Arthur Conan Doyle’s estate is trying to claim ownership over the version of the character featured in Netflix’s upcoming movie Enola Holmes because the Sherlock Holmes featured has ~feelings~.

According to a lawsuit filed in June, the Conan Doyle Estate is suing Netflix and Penguin Random House among others for copyright infringement and trademark violations, The Hollywood Reporter reports. Considering that most of Conan Doyle’s Sherlock Holmes stories are in the public domain and ripe for any wacky adaptations people want to make starring the detective, it’s a bold claim for the estate.

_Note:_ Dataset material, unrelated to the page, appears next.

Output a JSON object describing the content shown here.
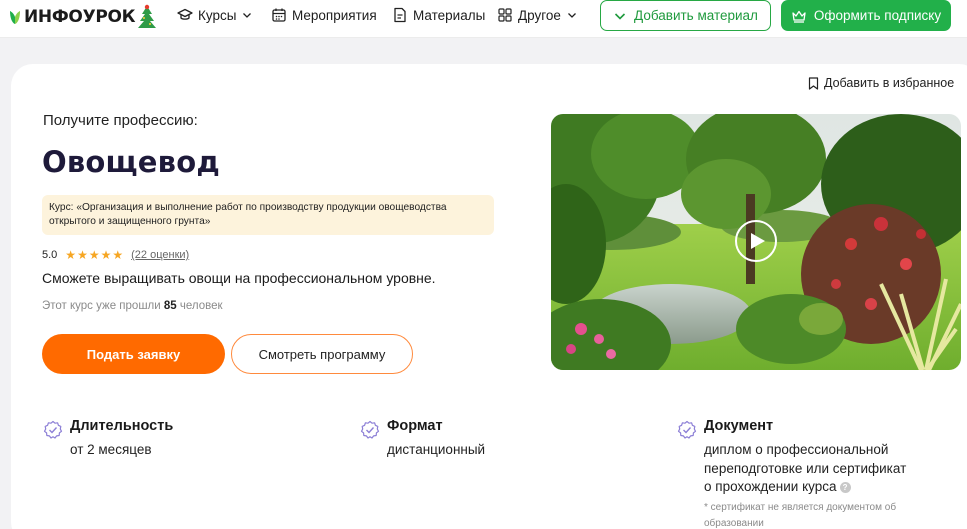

But they’re arguing that because the Sherlock Holmes depicted in Enola Holmes has feelings, i.e. “connection and empathy,” he’s actually reflective of the Holmes featured in Conan Doyle’s last ten stories that aren’t in the public domain.

“When Conan Doyle came back to Holmes in the Copyrighted Stories between 1923 and 1927, it was no longer enough that the Holmes character was the most brilliant rational and analytical mind,” the complaint reads. “Holmes needed to be human. The character needed to develop human connection and empathy.” Basically, an unfeeling, stoic Sherlock Holmes is in the public domain, they claim, but an empathetic Holmes is subject to trademark and copyright.

Now, I haven’t read a lot of Sherlock Holmes aside from whatever I was forced to read in middle school, but I don’t remember Holmes being totally devoid of feeling. For example, I remember him being an asshole, and I think that counts as having feelings.